I woke up in a dark room, bound tightly to a tattered office chair. My mouth was bound roughly with duct tape. I couldn’t remember anything; not where I was, nor how I got there.
I scanned the room for anything. Something to explain the situation. Then, suddenly, a flash of white.
As my eyes adjusted to the light, I saw something in front of me. A wall of old CRT monitors, coated in decades of dust. White noise crackled on each until, one by one, they switched over to different scenes.
I searched them for anything familiar, anything that would help me understand what was happening. Then, I realized: they were all familiar. Many showed rooms in my apartment, many showed my neighborhood and places I visited frequently. My eyes widened. Was somebody watching me?
Then, I saw something. Just walking into frame on one of the monitors was my partner, and next to her was… me. It looked like me, except I don’t think it was me. It wore my old clothes, that I haven’t had for years. That I hadn’t had since before moving. This wasn’t a recording.
I tried to cry out, but the sound was muffled by the tape sealing my lips. I watched as they both continued in the apartment, acting like nothing was wrong. Unable to move, the only thing for me to do was watch.

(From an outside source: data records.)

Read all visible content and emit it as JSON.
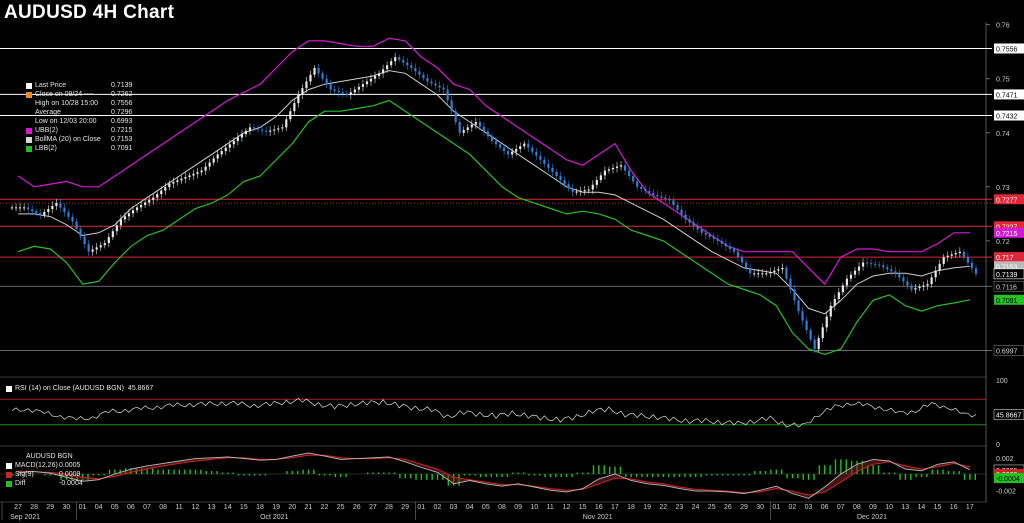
{
  "title": "AUDUSD 4H Chart",
  "colors": {
    "price_up": "#e8e8e8",
    "price_down": "#2f7fd6",
    "ubb": "#d41ad4",
    "lbb": "#25c025",
    "ma": "#cfcfcf",
    "ref_red": "#e0283a",
    "ref_white": "#ffffff",
    "rsi": "#e0e0e0",
    "macd": "#ffffff",
    "sig": "#d02424",
    "diff": "#1fc21f"
  },
  "legend_main": [
    {
      "name": "Last Price",
      "value": "0.7139",
      "color": "#ffffff"
    },
    {
      "name": "Close on 09/24 ----",
      "value": "0.7262",
      "color": "#f08a24"
    },
    {
      "name": "High on 10/28 15:00",
      "value": "0.7556",
      "color": ""
    },
    {
      "name": "Average",
      "value": "0.7296",
      "color": ""
    },
    {
      "name": "Low on 12/03 20:00",
      "value": "0.6993",
      "color": ""
    },
    {
      "name": "UBB(2)",
      "value": "0.7215",
      "color": "#d41ad4"
    },
    {
      "name": "BollMA (20)  on Close",
      "value": "0.7153",
      "color": "#d8d8d8"
    },
    {
      "name": "LBB(2)",
      "value": "0.7091",
      "color": "#25c025"
    }
  ],
  "rsi_legend": {
    "name": "RSI (14)  on Close (AUDUSD BGN)",
    "value": "45.8667"
  },
  "macd_legend": {
    "header": "AUDUSD BGN",
    "rows": [
      {
        "name": "MACD(12,26)",
        "value": "0.0005",
        "color": "#ffffff"
      },
      {
        "name": "Sig(9)",
        "value": "0.0009",
        "color": "#d02424"
      },
      {
        "name": "Diff",
        "value": "-0.0004",
        "color": "#1fc21f"
      }
    ]
  },
  "chart_data": [
    {
      "type": "line",
      "title": "AUDUSD 4H Chart",
      "ylim": [
        0.695,
        0.7605
      ],
      "y_ticks": [
        "0.76",
        "0.75",
        "0.74",
        "0.73",
        "0.72"
      ],
      "x_ticks": [
        "27",
        "28",
        "29",
        "30",
        "01",
        "04",
        "05",
        "06",
        "07",
        "08",
        "11",
        "12",
        "13",
        "14",
        "15",
        "18",
        "19",
        "20",
        "21",
        "22",
        "25",
        "26",
        "27",
        "28",
        "29",
        "01",
        "02",
        "03",
        "04",
        "05",
        "08",
        "09",
        "10",
        "11",
        "12",
        "15",
        "16",
        "17",
        "18",
        "19",
        "22",
        "23",
        "24",
        "25",
        "26",
        "29",
        "30",
        "01",
        "02",
        "03",
        "06",
        "07",
        "08",
        "09",
        "10",
        "13",
        "14",
        "15",
        "16",
        "17"
      ],
      "month_labels": [
        "Sep 2021",
        "Oct 2021",
        "Nov 2021",
        "Dec 2021"
      ],
      "horizontal_lines": [
        {
          "value": 0.7556,
          "label": "0.7556",
          "style": "white"
        },
        {
          "value": 0.7471,
          "label": "0.7471",
          "style": "white"
        },
        {
          "value": 0.7432,
          "label": "0.7432",
          "style": "white"
        },
        {
          "value": 0.7277,
          "label": "0.7277",
          "style": "red"
        },
        {
          "value": 0.7227,
          "label": "0.7227",
          "style": "red"
        },
        {
          "value": 0.717,
          "label": "0.717",
          "style": "red"
        },
        {
          "value": 0.7116,
          "label": "0.7116",
          "style": "gray"
        },
        {
          "value": 0.6997,
          "label": "0.6997",
          "style": "gray"
        }
      ],
      "axis_tags": [
        {
          "value": 0.7215,
          "label": "0.7215",
          "color": "#d41ad4"
        },
        {
          "value": 0.7153,
          "label": "0.7153",
          "color": "#bbbbbb"
        },
        {
          "value": 0.7139,
          "label": "0.7139",
          "color": "#ffffff"
        },
        {
          "value": 0.7091,
          "label": "0.7091",
          "color": "#25c025"
        }
      ],
      "price_close": [
        0.7262,
        0.7248,
        0.727,
        0.7236,
        0.718,
        0.7196,
        0.724,
        0.7262,
        0.728,
        0.7306,
        0.7318,
        0.733,
        0.736,
        0.7385,
        0.741,
        0.7402,
        0.741,
        0.747,
        0.752,
        0.748,
        0.747,
        0.749,
        0.751,
        0.754,
        0.752,
        0.7495,
        0.748,
        0.74,
        0.742,
        0.7385,
        0.736,
        0.738,
        0.735,
        0.732,
        0.729,
        0.7295,
        0.733,
        0.734,
        0.73,
        0.7285,
        0.7275,
        0.724,
        0.7215,
        0.72,
        0.718,
        0.714,
        0.714,
        0.715,
        0.707,
        0.7,
        0.708,
        0.713,
        0.716,
        0.7155,
        0.714,
        0.711,
        0.712,
        0.717,
        0.718,
        0.7139
      ],
      "ubb": [
        0.732,
        0.73,
        0.7305,
        0.731,
        0.73,
        0.73,
        0.732,
        0.734,
        0.736,
        0.738,
        0.74,
        0.742,
        0.744,
        0.746,
        0.7475,
        0.749,
        0.752,
        0.755,
        0.757,
        0.757,
        0.7565,
        0.756,
        0.756,
        0.7575,
        0.757,
        0.754,
        0.752,
        0.749,
        0.748,
        0.745,
        0.743,
        0.741,
        0.739,
        0.737,
        0.735,
        0.734,
        0.736,
        0.738,
        0.733,
        0.729,
        0.727,
        0.725,
        0.723,
        0.721,
        0.719,
        0.718,
        0.718,
        0.718,
        0.718,
        0.715,
        0.712,
        0.717,
        0.7185,
        0.7185,
        0.718,
        0.718,
        0.718,
        0.7195,
        0.7215,
        0.7215
      ],
      "bollma": [
        0.725,
        0.725,
        0.7245,
        0.723,
        0.721,
        0.7215,
        0.723,
        0.726,
        0.728,
        0.73,
        0.732,
        0.734,
        0.736,
        0.738,
        0.74,
        0.741,
        0.743,
        0.746,
        0.748,
        0.749,
        0.7495,
        0.75,
        0.7505,
        0.7515,
        0.751,
        0.749,
        0.747,
        0.744,
        0.742,
        0.74,
        0.738,
        0.736,
        0.734,
        0.732,
        0.73,
        0.729,
        0.729,
        0.7285,
        0.727,
        0.7255,
        0.724,
        0.722,
        0.72,
        0.718,
        0.7165,
        0.715,
        0.7145,
        0.714,
        0.711,
        0.7075,
        0.7065,
        0.709,
        0.712,
        0.7135,
        0.714,
        0.714,
        0.7135,
        0.7145,
        0.715,
        0.7153
      ],
      "lbb": [
        0.718,
        0.719,
        0.7185,
        0.716,
        0.712,
        0.7125,
        0.716,
        0.719,
        0.721,
        0.722,
        0.724,
        0.726,
        0.727,
        0.7285,
        0.731,
        0.732,
        0.735,
        0.738,
        0.742,
        0.744,
        0.744,
        0.7445,
        0.745,
        0.746,
        0.744,
        0.742,
        0.74,
        0.738,
        0.736,
        0.733,
        0.73,
        0.728,
        0.727,
        0.726,
        0.725,
        0.7255,
        0.725,
        0.724,
        0.722,
        0.721,
        0.72,
        0.718,
        0.716,
        0.714,
        0.712,
        0.711,
        0.71,
        0.708,
        0.703,
        0.7,
        0.699,
        0.7,
        0.705,
        0.709,
        0.71,
        0.708,
        0.707,
        0.708,
        0.7085,
        0.7091
      ]
    },
    {
      "type": "line",
      "title": "RSI (14)  on Close (AUDUSD BGN)",
      "ylim": [
        0,
        100
      ],
      "y_ticks": [
        "100",
        "50",
        "0"
      ],
      "levels": [
        70,
        30
      ],
      "values": [
        52,
        55,
        48,
        44,
        38,
        42,
        50,
        53,
        55,
        58,
        60,
        62,
        62,
        64,
        63,
        60,
        62,
        66,
        68,
        62,
        58,
        62,
        64,
        66,
        60,
        56,
        54,
        42,
        50,
        46,
        44,
        48,
        44,
        40,
        38,
        42,
        52,
        54,
        46,
        44,
        42,
        38,
        36,
        36,
        34,
        32,
        36,
        40,
        30,
        28,
        46,
        58,
        64,
        60,
        56,
        48,
        52,
        62,
        58,
        45.8667
      ],
      "current": "45.8667"
    },
    {
      "type": "line",
      "title": "AUDUSD BGN",
      "ylim": [
        -0.0032,
        0.0032
      ],
      "y_ticks": [
        "0.002",
        "-0.002"
      ],
      "macd": [
        0.0002,
        0.0003,
        0.0001,
        -0.0004,
        -0.0009,
        -0.0007,
        0.0,
        0.0006,
        0.001,
        0.0013,
        0.0016,
        0.0019,
        0.002,
        0.0021,
        0.0019,
        0.0017,
        0.0018,
        0.0022,
        0.0026,
        0.0022,
        0.0018,
        0.0019,
        0.002,
        0.0021,
        0.0015,
        0.0008,
        0.0002,
        -0.0012,
        -0.0008,
        -0.0012,
        -0.0015,
        -0.0012,
        -0.0016,
        -0.002,
        -0.0022,
        -0.0018,
        -0.0006,
        0.0,
        -0.0008,
        -0.0012,
        -0.0014,
        -0.0018,
        -0.0021,
        -0.0021,
        -0.0022,
        -0.0024,
        -0.002,
        -0.0015,
        -0.0024,
        -0.003,
        -0.0016,
        0.0,
        0.0012,
        0.0018,
        0.0016,
        0.0006,
        0.0004,
        0.0012,
        0.0015,
        0.0005
      ],
      "sig": [
        0.0003,
        0.0003,
        0.0002,
        0.0,
        -0.0004,
        -0.0006,
        -0.0003,
        0.0002,
        0.0006,
        0.001,
        0.0013,
        0.0016,
        0.0018,
        0.002,
        0.002,
        0.0018,
        0.0018,
        0.002,
        0.0023,
        0.0023,
        0.002,
        0.0019,
        0.0019,
        0.002,
        0.0018,
        0.0012,
        0.0006,
        -0.0004,
        -0.0007,
        -0.001,
        -0.0013,
        -0.0013,
        -0.0015,
        -0.0018,
        -0.002,
        -0.0019,
        -0.0012,
        -0.0005,
        -0.0006,
        -0.001,
        -0.0012,
        -0.0016,
        -0.0019,
        -0.002,
        -0.0021,
        -0.0023,
        -0.0022,
        -0.0018,
        -0.0021,
        -0.0026,
        -0.0022,
        -0.001,
        0.0003,
        0.0012,
        0.0015,
        0.001,
        0.0006,
        0.0009,
        0.0013,
        0.0009
      ],
      "current": {
        "macd": "0.0005",
        "sig": "0.0009",
        "diff": "-0.0004"
      }
    }
  ]
}
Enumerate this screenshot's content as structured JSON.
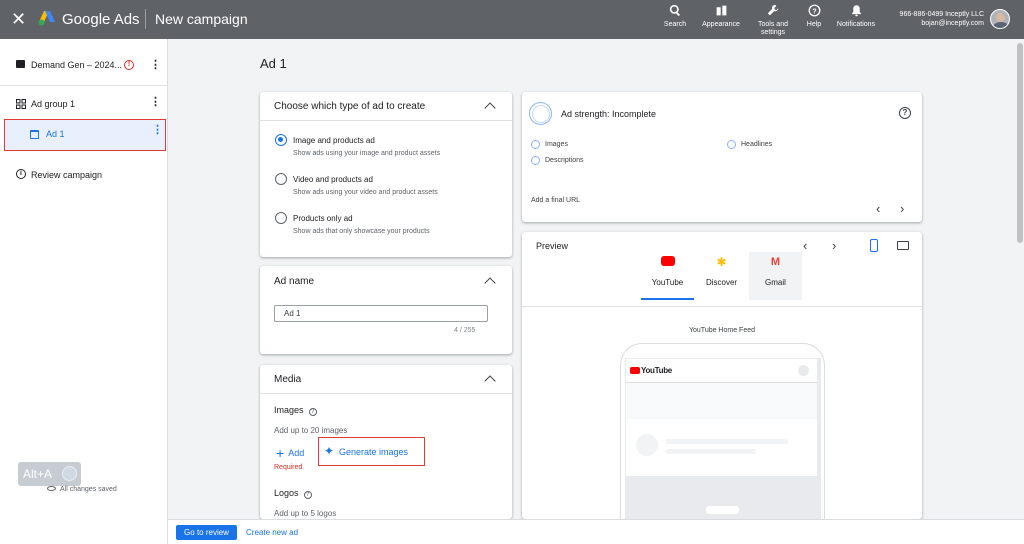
{
  "topbar": {
    "close_glyph": "✕",
    "brand": "Google Ads",
    "crumb": "New campaign",
    "actions": [
      {
        "label": "Search",
        "icon": "search-icon"
      },
      {
        "label": "Appearance",
        "icon": "appearance-icon"
      },
      {
        "label": "Tools and settings",
        "icon": "wrench-icon"
      },
      {
        "label": "Help",
        "icon": "help-icon"
      },
      {
        "label": "Notifications",
        "icon": "bell-icon"
      }
    ],
    "account_line1": "966-886-0499 Inceptly LLC",
    "account_line2": "bojan@inceptly.com"
  },
  "sidebar": {
    "campaign": "Demand Gen – 2024...",
    "ad_group": "Ad group 1",
    "ad": "Ad 1",
    "review": "Review campaign",
    "more_glyph": "⋮",
    "alert_glyph": "!",
    "info_glyph": "i"
  },
  "overlay": {
    "alt_a": "Alt+A",
    "saved": "All changes saved"
  },
  "main": {
    "page_title": "Ad 1",
    "ad_type": {
      "heading": "Choose which type of ad to create",
      "options": [
        {
          "title": "Image and products ad",
          "sub": "Show ads using your image and product assets",
          "selected": true
        },
        {
          "title": "Video and products ad",
          "sub": "Show ads using your video and product assets",
          "selected": false
        },
        {
          "title": "Products only ad",
          "sub": "Show ads that only showcase your products",
          "selected": false
        }
      ]
    },
    "ad_name": {
      "heading": "Ad name",
      "value": "Ad 1",
      "counter": "4 / 255"
    },
    "media": {
      "heading": "Media",
      "images_label": "Images",
      "images_hint": "Add up to 20 images",
      "add_label": "Add",
      "generate_label": "Generate images",
      "required": "Required",
      "logos_label": "Logos",
      "logos_hint": "Add up to 5 logos",
      "help_glyph": "?"
    },
    "strength": {
      "title": "Ad strength: Incomplete",
      "items": [
        "Images",
        "Headlines",
        "Descriptions"
      ],
      "final_url": "Add a final URL",
      "help_glyph": "?",
      "prev": "‹",
      "next": "›"
    },
    "preview": {
      "heading": "Preview",
      "prev": "‹",
      "next": "›",
      "tabs": [
        {
          "label": "YouTube",
          "active": true
        },
        {
          "label": "Discover",
          "active": false
        },
        {
          "label": "Gmail",
          "active": false
        }
      ],
      "feed_label": "YouTube Home Feed",
      "yt_wordmark": "YouTube"
    }
  },
  "bottom": {
    "primary": "Go to review",
    "secondary": "Create new ad"
  },
  "colors": {
    "accent": "#1a73e8",
    "topbar": "#5f6368",
    "highlight_border": "#e53935",
    "required": "#d93025"
  }
}
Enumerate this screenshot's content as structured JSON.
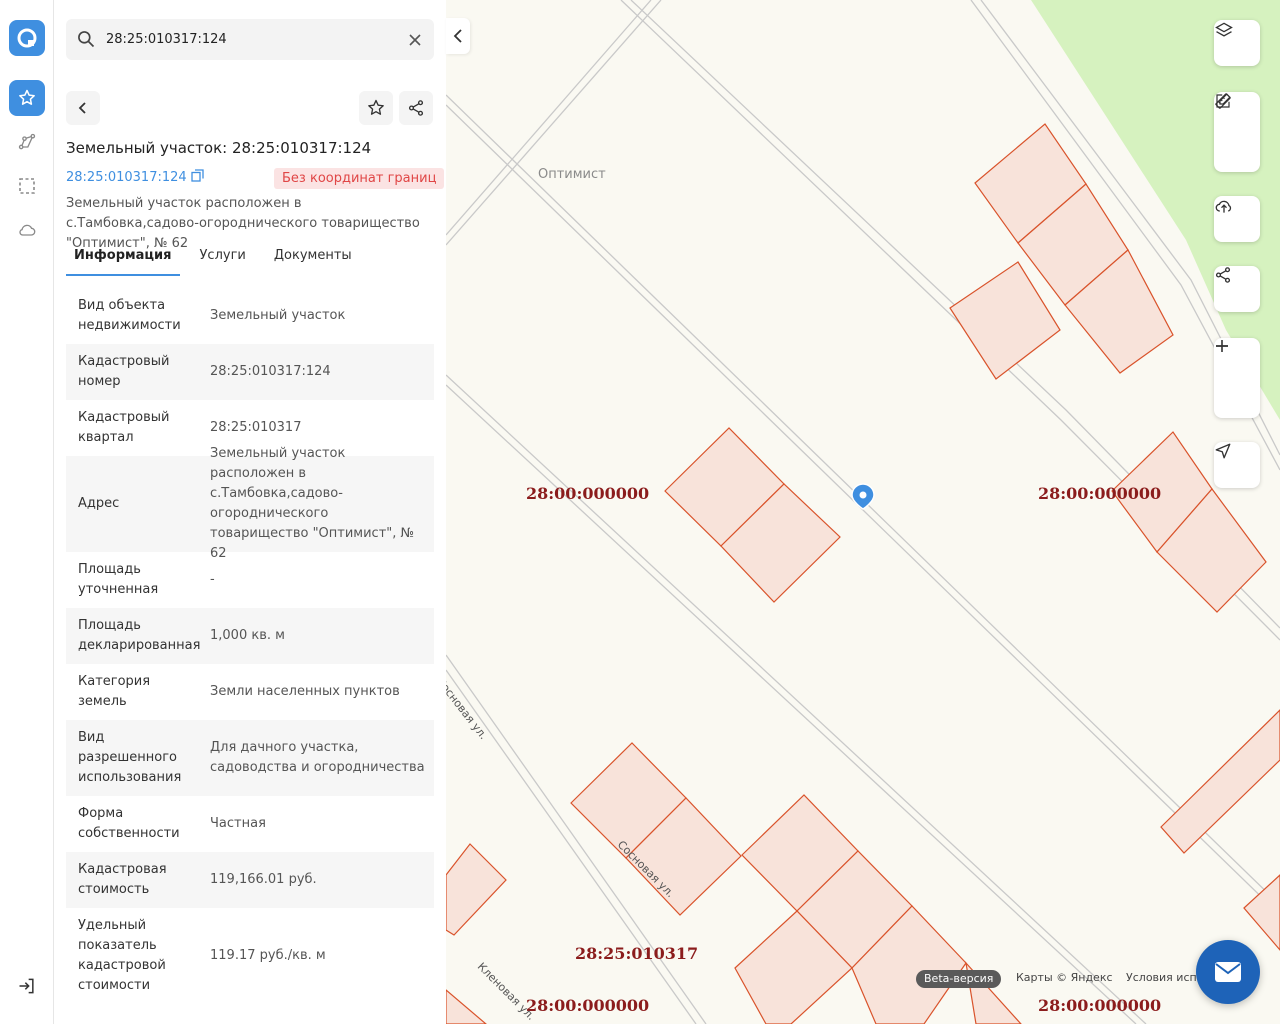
{
  "search": {
    "value": "28:25:010317:124"
  },
  "panel": {
    "title": "Земельный участок: 28:25:010317:124",
    "cad_link": "28:25:010317:124",
    "badge": "Без координат границ",
    "description": "Земельный участок расположен в с.Тамбовка,садово-огороднического товарищество \"Оптимист\", № 62",
    "tabs": [
      "Информация",
      "Услуги",
      "Документы"
    ],
    "rows": [
      {
        "key": "Вид объекта недвижимости",
        "value": "Земельный участок"
      },
      {
        "key": "Кадастровый номер",
        "value": "28:25:010317:124"
      },
      {
        "key": "Кадастровый квартал",
        "value": "28:25:010317"
      },
      {
        "key": "Адрес",
        "value": "Земельный участок расположен в с.Тамбовка,садово-огороднического товарищество \"Оптимист\", № 62"
      },
      {
        "key": "Площадь уточненная",
        "value": "-"
      },
      {
        "key": "Площадь декларированная",
        "value": "1,000 кв. м"
      },
      {
        "key": "Категория земель",
        "value": "Земли населенных пунктов"
      },
      {
        "key": "Вид разрешенного использования",
        "value": "Для дачного участка, садоводства и огородничества"
      },
      {
        "key": "Форма собственности",
        "value": "Частная"
      },
      {
        "key": "Кадастровая стоимость",
        "value": "119,166.01 руб."
      },
      {
        "key": "Удельный показатель кадастровой стоимости",
        "value": "119.17 руб./кв. м"
      }
    ]
  },
  "map": {
    "place_label": "Оптимист",
    "zone_labels": {
      "left_mid": "28:00:000000",
      "right_mid": "28:00:000000",
      "quarter": "28:25:010317",
      "left_bottom": "28:00:000000",
      "right_bottom": "28:00:000000"
    },
    "streets": {
      "sosnovaya_top": "Сосновая ул.",
      "sosnovaya": "Сосновая ул.",
      "klenovaya": "Кленовая ул."
    },
    "beta": "Beta-версия",
    "attribution": [
      "Карты © Яндекс",
      "Условия испол"
    ]
  },
  "colors": {
    "accent": "#3f8fe0",
    "parcel_fill": "#f8e3da",
    "parcel_stroke": "#d9532b",
    "zone_label": "#8b1c1c",
    "green_area": "#d6f2bf",
    "badge_bg": "#fbe3e3",
    "badge_text": "#e04646"
  }
}
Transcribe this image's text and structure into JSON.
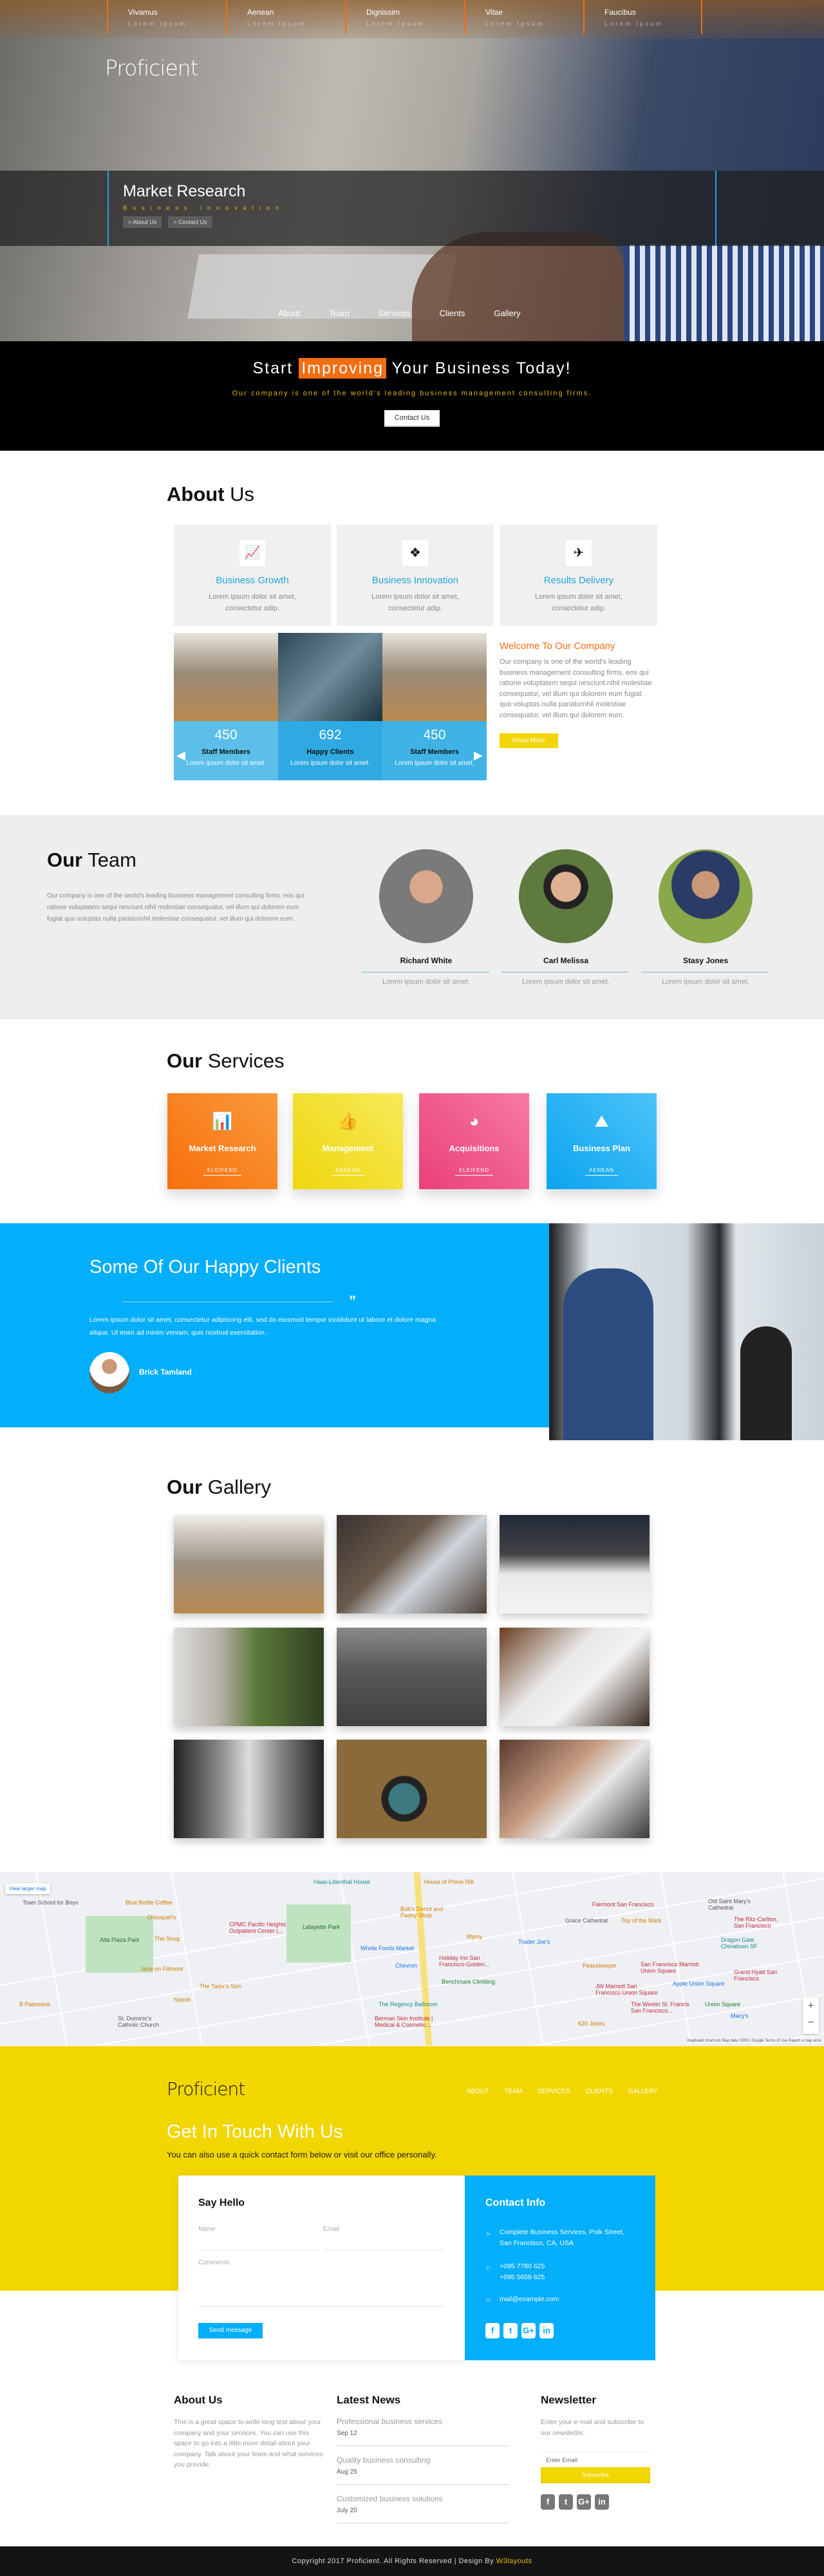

Days had gone by, maybe weeks. I don’t know how I survived. I could not sleep and I did not eat. I just watched. It acted a lot like me, but it was wrong. I saw, acted in front of me by this imposter, my worst moments, performed every moment. Like a broken record, it made the same mistakes over and over again.
I saw it coming home every single night, intoxicated. I saw it breaking under the weight of alcohol and depression, and I saw it yelling at my partner. She needed to sleep, she had work in the morning. But it wouldn’t stop. It needed validation, or comfort, or something it didn’t even understand.
I saw it ignorning every single word my partner said to it. It just talked and talked and talked, so loudly I could almost feel it. So she fell silent.
I saw it avoid everything. She tried and tried and tried but it refused to go anywhere with her, or do anything with her.
I saw it buried in its own interests, shutting her out. I could tell that any moment it stopped distracting itself, that feeling would start creeping in. That creeping, suffocating, darkness. It was more like me than I thought.
She grew to hate it. This monster, living every single moment in self-pity, resigned to crumble under every challenge. It did not care about her.
I did.
I grew to hate it too. It wasn’t me, not truly. It was like an incomplete clone that filled in all of the missing data with me at my worst.
A copy without any true reference.
The rope that bound me loosened. I don’t know how or when. I ripped the tape from my mouth, wincing. I reached into my pocket to retrieve my phone. It still had a charge, somehow.
I looked around the room, but there were no doors to be found. Solid concrete walls entombing me as I watched my doppelganger tear down what remained of my life.
I’m hoping this reaches somebody who can help.